Comment author: Wei_Dai 18 July 2012 11:27:51PM *  2 points [-]

It can be summarized as follows: for basic reasons of economics and computer science, specialized algorithms are generally far superior to general ones.

I don't understand your reasoning here. If you have a general AI, it can always choose to apply or invent a specialized algorithm when the situation calls for that, but if all you have is a collection of specialized algorithms, then you have to try to choose/invent the right algorithm yourself, and will likely do a worse (possibly much worse) job than the general AI if it is smarter than you are. So why do we not have to worry about "extreme consequences from general AI"?

Comment author: nickLW 19 July 2012 06:00:14AM 5 points [-]

Skill at making such choices is itself a specialty, and doesn't mean you'll be good at other things. Indeed, the ability to properly choose algorithms in one problem domain often doesn't make you an expert at choosing them for a different problem domain. And as the software economy becomes more sophisticated these distinctions will grow ever sharper (basic Adam Smith here -- the division of labor grows with the size of the market). Such software choosers will come in dazzling variety: they like other useful or threatening software will not be general purpose. And who will choose the choosers? No sentient entity at all -- they'll be chosen they way they are today, by a wide variety of markets, except that there too the variety will be far greater.

Such markets and technologies are already far beyond the ability of any single human to comprehend, and that gap between economic and technological reality and our ability to comprehend and predict it grows wider every year. In that sense, the singularity already happened, and long ago.

Comment author: [deleted] 17 July 2012 01:12:46PM 4 points [-]

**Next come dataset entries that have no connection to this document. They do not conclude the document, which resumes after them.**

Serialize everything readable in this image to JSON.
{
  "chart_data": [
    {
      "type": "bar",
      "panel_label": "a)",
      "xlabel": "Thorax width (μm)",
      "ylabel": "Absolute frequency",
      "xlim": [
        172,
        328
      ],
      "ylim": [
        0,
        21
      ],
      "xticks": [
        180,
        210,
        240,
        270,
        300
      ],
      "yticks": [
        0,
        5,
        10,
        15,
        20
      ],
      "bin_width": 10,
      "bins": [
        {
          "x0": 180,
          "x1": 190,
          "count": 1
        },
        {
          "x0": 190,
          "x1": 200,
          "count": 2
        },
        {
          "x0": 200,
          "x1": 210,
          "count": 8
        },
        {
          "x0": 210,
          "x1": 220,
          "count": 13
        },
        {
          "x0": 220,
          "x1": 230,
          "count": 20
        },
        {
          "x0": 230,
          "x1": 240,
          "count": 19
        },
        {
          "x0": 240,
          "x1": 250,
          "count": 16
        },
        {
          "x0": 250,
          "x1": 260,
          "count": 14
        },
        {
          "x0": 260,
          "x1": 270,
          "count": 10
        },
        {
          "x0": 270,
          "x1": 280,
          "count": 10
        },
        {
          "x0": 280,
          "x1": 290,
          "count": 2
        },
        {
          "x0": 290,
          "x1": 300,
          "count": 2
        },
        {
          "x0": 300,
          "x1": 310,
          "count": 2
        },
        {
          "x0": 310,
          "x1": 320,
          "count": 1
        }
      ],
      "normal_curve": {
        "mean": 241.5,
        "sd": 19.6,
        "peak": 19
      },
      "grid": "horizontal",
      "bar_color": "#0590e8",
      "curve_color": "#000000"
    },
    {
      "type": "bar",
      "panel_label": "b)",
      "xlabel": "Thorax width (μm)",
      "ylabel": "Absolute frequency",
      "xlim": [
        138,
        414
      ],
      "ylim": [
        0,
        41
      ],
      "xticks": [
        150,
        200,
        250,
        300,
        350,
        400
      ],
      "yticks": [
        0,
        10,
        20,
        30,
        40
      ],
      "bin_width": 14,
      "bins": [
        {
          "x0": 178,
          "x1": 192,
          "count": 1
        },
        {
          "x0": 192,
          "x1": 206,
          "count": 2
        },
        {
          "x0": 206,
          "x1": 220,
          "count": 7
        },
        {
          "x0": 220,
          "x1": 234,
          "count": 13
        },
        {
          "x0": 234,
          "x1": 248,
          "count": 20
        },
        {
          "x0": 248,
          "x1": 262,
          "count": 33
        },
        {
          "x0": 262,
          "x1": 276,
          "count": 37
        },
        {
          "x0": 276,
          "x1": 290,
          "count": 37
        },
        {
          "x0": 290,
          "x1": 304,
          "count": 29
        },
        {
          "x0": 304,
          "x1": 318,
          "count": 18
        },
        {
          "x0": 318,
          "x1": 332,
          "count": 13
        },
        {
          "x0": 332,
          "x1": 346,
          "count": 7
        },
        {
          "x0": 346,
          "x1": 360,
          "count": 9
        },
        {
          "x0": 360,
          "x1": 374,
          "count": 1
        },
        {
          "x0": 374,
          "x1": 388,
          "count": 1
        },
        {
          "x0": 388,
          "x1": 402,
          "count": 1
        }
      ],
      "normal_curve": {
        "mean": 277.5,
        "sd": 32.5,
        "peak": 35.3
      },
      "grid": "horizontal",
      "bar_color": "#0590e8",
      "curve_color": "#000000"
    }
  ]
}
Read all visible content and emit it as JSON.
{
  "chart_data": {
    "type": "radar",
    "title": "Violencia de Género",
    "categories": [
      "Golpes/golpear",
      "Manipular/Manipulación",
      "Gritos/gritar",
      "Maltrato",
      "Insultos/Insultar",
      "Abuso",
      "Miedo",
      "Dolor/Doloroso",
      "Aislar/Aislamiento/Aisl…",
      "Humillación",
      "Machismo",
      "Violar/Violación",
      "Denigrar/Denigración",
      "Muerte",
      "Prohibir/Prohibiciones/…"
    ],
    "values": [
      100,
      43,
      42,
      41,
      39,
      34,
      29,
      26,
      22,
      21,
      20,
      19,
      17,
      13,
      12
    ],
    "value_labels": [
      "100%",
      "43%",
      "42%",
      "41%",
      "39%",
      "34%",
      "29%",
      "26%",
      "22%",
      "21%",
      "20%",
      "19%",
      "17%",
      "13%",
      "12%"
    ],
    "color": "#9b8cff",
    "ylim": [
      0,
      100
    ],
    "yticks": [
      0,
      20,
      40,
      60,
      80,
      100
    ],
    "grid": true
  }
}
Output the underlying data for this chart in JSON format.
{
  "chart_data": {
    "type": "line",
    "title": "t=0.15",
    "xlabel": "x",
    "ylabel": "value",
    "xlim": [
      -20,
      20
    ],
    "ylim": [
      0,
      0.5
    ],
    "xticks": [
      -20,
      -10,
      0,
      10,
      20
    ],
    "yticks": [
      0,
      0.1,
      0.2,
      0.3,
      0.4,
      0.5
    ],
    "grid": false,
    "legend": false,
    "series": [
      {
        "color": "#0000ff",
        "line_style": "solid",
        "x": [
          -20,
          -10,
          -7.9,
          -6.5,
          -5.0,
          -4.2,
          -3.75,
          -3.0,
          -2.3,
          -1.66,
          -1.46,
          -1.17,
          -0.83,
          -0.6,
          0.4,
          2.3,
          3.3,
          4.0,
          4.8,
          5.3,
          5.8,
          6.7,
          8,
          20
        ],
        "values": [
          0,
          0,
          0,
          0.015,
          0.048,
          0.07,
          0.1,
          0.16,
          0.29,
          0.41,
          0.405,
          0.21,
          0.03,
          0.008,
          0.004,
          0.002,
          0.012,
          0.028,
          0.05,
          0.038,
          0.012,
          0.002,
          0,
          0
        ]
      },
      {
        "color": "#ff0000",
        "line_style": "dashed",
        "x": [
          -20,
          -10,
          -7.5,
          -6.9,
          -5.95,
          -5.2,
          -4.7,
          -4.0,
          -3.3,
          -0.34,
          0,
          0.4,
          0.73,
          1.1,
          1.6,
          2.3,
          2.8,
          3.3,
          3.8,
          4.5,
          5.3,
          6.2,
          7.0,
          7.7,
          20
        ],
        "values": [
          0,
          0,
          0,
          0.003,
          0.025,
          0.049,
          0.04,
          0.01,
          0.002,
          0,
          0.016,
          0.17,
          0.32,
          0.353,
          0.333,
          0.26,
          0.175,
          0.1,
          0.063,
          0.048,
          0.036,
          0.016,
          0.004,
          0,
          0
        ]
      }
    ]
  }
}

Seems like there is more going on than just "Do transhumanists endorse Pascalian bargains?" Because of confidence levels inside and outside an argument, the fact that someone (e.g. SI) makes an argument that a particular risk has a non-negligible probability does not mean that someone examining this claim should assign a non-negligible probability. It's very possible for someone thinking about (e.g.) AI risk to assign low probabilities and thus find themselves in a Pascalian situation even if SI argues that the probability of AI risk is high.

Comment author: nickLW 17 July 2012 06:18:15PM 5 points [-]

Indeed. As to why I find extreme consequences from general AI highly unlikely, see here. Alas, my main reason is partly buried in the comments (I really need to do a new post on this subject). It can be summarized as follows: for basic reasons of economics and computer science, specialized algorithms are generally far superior to general ones. Specialized algorithms are what we should hope for or fear, and their positive and negative consequences occur a little at a time -- and have been occurring for a long time already, so we have many actual real-world observations to go by. They can be addressed specifically, each passing tests 1-3, so that we can solve these problems and achieve these hopes one specialized task at a time, as well as induce general theories from these experiences (e.g. of security), without getting sucked into any of the near-infinity of Pascal scams one could dream up about the future of computing and robotics.